The target can move after play. The IK layer reads the target's current world position every frame, so the chain follows the moving object.
player => dynamic fighter1 : pos (0, 0, 0), scale 3
moving_target => sphere : pos (2, 1, 2), scale 0.15
player.ik = "player_interaction_ik"
player.ik.right_hand_reach.play : target moving_target, blend 0.2, weight 1
moving_target.move right 3 in 2 seconds
Why IK helps here: the hand keeps tracking moving_target as it moves, instead of snapping only to the position it had when the command started.
Attach an IK resource when a character enters a mode that needs it, then remove it when that mode ends.
player.ik = "player_interaction_ik"
player.ik.right_hand_reach.play : target door_handle, blend 0.2, weight 1
When the character leaves that gameplay state:
player.ik.right_hand_reach.stop : blend 0.15
player.ik = empty
Use player.ik = empty when you want to detach the IK setup completely. Use player.ik.layer_id.stop when you want to keep the resource attached but fade out one layer.

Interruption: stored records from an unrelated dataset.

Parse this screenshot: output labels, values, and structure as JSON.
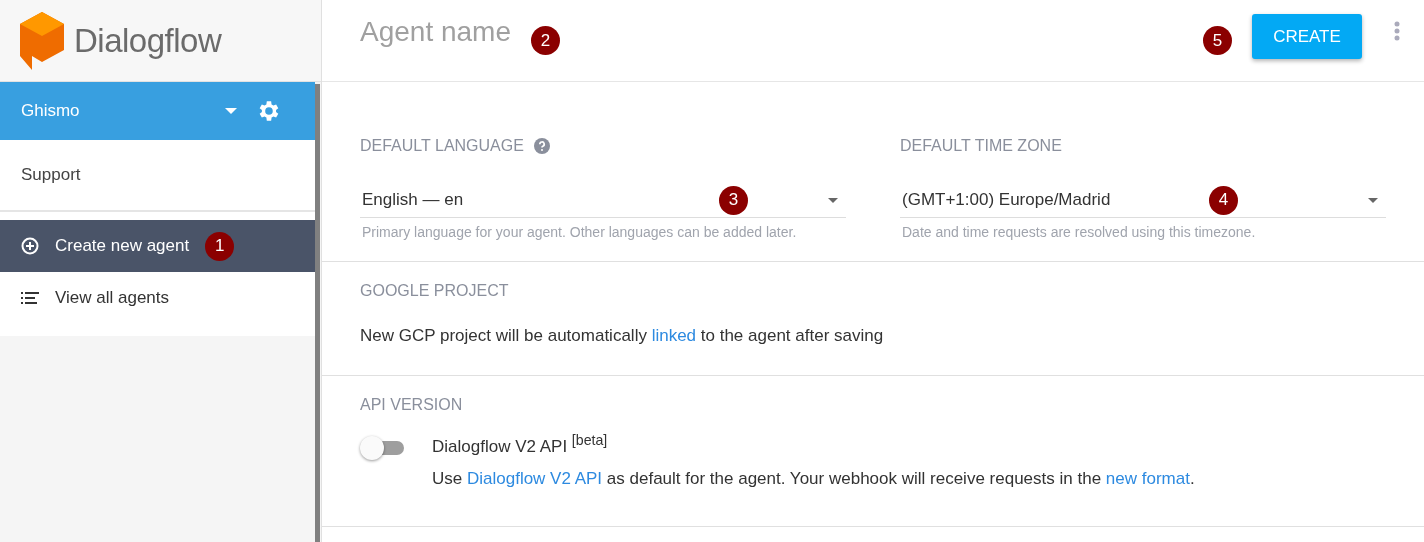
{
  "logo": {
    "text": "Dialogflow"
  },
  "sidebar": {
    "agent": "Ghismo",
    "support": "Support",
    "items": [
      {
        "label": "Create new agent",
        "kind": "add",
        "selected": true,
        "badge": "1"
      },
      {
        "label": "View all agents",
        "kind": "list",
        "selected": false
      }
    ]
  },
  "header": {
    "agent_name_placeholder": "Agent name",
    "badge": "2",
    "create_button": "CREATE",
    "create_badge": "5"
  },
  "language": {
    "label": "DEFAULT LANGUAGE",
    "value": "English — en",
    "badge": "3",
    "hint": "Primary language for your agent. Other languages can be added later."
  },
  "time_zone": {
    "label": "DEFAULT TIME ZONE",
    "value": "(GMT+1:00) Europe/Madrid",
    "badge": "4",
    "hint": "Date and time requests are resolved using this timezone."
  },
  "google_project": {
    "label": "GOOGLE PROJECT",
    "text": [
      {
        "kind": "text",
        "text": "New GCP project will be automatically "
      },
      {
        "kind": "link",
        "text": "linked"
      },
      {
        "kind": "text",
        "text": " to the agent after saving"
      }
    ]
  },
  "api_version": {
    "label": "API VERSION",
    "toggle_label": "Dialogflow V2 API $^{[beta]}$",
    "on": false,
    "text": [
      {
        "kind": "text",
        "text": "Use "
      },
      {
        "kind": "link",
        "text": "Dialogflow V2 API"
      },
      {
        "kind": "text",
        "text": " as default for the agent. Your webhook will receive requests in the "
      },
      {
        "kind": "link",
        "text": "new format"
      },
      {
        "kind": "text",
        "text": "."
      }
    ]
  }
}
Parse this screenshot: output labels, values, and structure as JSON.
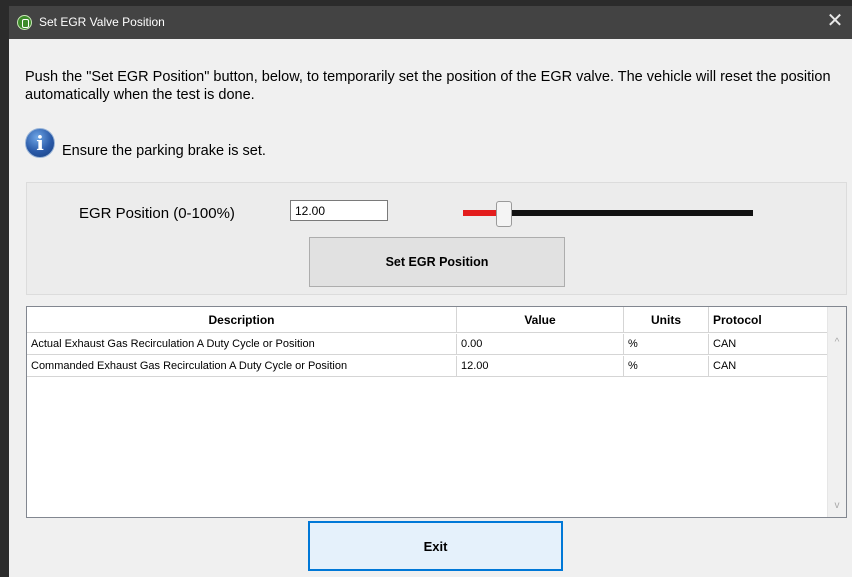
{
  "window": {
    "title": "Set EGR Valve Position",
    "close_symbol": "✕",
    "icon": "app-logo-icon"
  },
  "intro_text": "Push the \"Set EGR Position\" button, below, to temporarily set the position of the EGR valve.  The vehicle will reset the position automatically when the test is done.",
  "info": {
    "icon": "info-icon",
    "glyph": "i",
    "text": "Ensure the parking brake is set."
  },
  "egr": {
    "label": "EGR Position (0-100%)",
    "value": "12.00",
    "slider_percent": 12,
    "slider_colors": {
      "fill": "#e31d1d",
      "track": "#111111"
    },
    "set_button_label": "Set EGR Position"
  },
  "table": {
    "columns": [
      "Description",
      "Value",
      "Units",
      "Protocol"
    ],
    "rows": [
      {
        "description": "Actual Exhaust Gas Recirculation A Duty Cycle or Position",
        "value": "0.00",
        "units": "%",
        "protocol": "CAN"
      },
      {
        "description": "Commanded Exhaust Gas Recirculation A Duty Cycle or Position",
        "value": "12.00",
        "units": "%",
        "protocol": "CAN"
      }
    ],
    "scroll_up": "^",
    "scroll_down": "v"
  },
  "exit_button_label": "Exit",
  "colors": {
    "titlebar": "#434343",
    "focus_border": "#0078d7"
  }
}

Pole Target is also a scene entity name. It is only used by bending chains such as arms and legs.
Think of it as a hint for where the elbow or knee should point:
- an elbow pole in front of the character keeps the elbow bending forward
- a knee pole in front of the character keeps the knee bending naturally
- a pole to the side can deliberately push the limb sideways
If the chain twists or bends backward, add a pole target and move it until the bend direction is stable.
Use the shortest chain that describes the motion you want:
- arm reach: upper arm -> forearm -> hand
- shoulder-assisted arm reach: shoulder -> upper arm -> forearm -> hand
- leg placement: upper leg -> lower leg -> foot
- head look: neck/head as affected joints
- torso aim: spine joints as affected joints
Avoid including unrelated joints. For example, do not put the whole spine in a hand reach chain unless you really want the torso to participate.
For a hand reach:
- Select the character model in
Target Model. - Pick the arm's upper joint as
Root Joint. - Pick the elbow/lower-arm joint as
Middle Joint. - Pick the hand/wrist joint as
End Joint. - Set
Target Objecttoik_preview_target. - Use the preview toolbar to edit
Target. - Move the target sphere/box and confirm the hand follows.
- Add a
Pole Targetin runtime if the elbow bends the wrong way.
For a look-at:
- Choose
LookAtIKorAimIK. - Add neck/head/spine joints to
Affected Joints. - Set
Target Objecttoik_preview_targetfor testing. - Move the preview target and confirm the selected joints rotate toward it.